生まれた故郷からこれほど遠く離れた場所で、自分の生き様を嘲笑されるかも知れないような世界で、戻る術さえ保障されないこの状況で、アシャと過ごした時間を幸せな旅だったと言い切って笑う。
「…なんで…俺は…そんなことが…嬉しい…?」
視界が霞んだ理由はわかっている。
生まれた意味はなかった。殺される理由しかなかった。存在する必要性はなかった。存在してはならない掟はあった。
誰が今まで、ユーノのように笑ってくれただろう、数々の飾りを越えた場所にやってきて、アシャの生身に触れてもなお、あなたと居るのは幸福だと見上げてくれるなどと。

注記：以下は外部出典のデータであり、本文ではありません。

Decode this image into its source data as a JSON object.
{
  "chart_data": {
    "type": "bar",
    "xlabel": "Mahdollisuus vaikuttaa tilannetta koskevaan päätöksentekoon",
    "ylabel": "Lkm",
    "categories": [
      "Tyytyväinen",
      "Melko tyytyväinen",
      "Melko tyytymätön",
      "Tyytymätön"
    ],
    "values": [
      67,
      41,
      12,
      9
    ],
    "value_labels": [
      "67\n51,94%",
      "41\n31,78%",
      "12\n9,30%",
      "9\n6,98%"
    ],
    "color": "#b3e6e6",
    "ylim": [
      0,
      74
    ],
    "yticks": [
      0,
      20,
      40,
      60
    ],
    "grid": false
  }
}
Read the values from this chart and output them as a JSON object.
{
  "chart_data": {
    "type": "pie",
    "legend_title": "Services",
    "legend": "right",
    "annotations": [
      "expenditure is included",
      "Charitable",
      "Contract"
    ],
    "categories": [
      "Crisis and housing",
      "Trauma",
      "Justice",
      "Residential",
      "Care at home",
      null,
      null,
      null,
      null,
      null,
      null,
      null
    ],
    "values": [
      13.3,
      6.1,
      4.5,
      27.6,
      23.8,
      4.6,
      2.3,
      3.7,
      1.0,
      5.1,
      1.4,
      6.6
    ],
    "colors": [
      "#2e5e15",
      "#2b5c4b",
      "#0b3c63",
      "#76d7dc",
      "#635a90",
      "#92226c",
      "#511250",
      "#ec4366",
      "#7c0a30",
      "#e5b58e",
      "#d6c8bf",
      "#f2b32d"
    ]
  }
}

「もっと…俺はもっと…こいつを……手に入れたい…んだろ…?」
なのに、側でユーノが眠っている、それだけで満たされていくこの気持ちは何だろう。
「……違う…のか…?」
小さく呟く声は、戸惑い怯える響きを宿す。
「……俺が……所有されたい…のか…?」
主よ。
ことばが胸に響く。
俺の、ただ一人の主よ。
「……そう…か…」
髪を手放す。くしゃくしゃに乱れた金色の光の下、滲むように微笑んだ。
「俺は……お前の付き人…だよな…?」
これまでも、これからも。
安堵が広がる、例えようもなく、甘く柔らかな感覚。
「ああ……そうだ」
静かに顔を降ろして、眠るユーノの唇に口づけする。
それは欲情というより遥かに深い願い。
「ユーノ……頼む…」
低く低く懇願する。
空気の振動で起こしてしまわないかと危ぶみながら。
体が震える熱病のように。
「俺を…手放さないでくれ…」
漏れかけた嗚咽をアシャは呑み込んだ。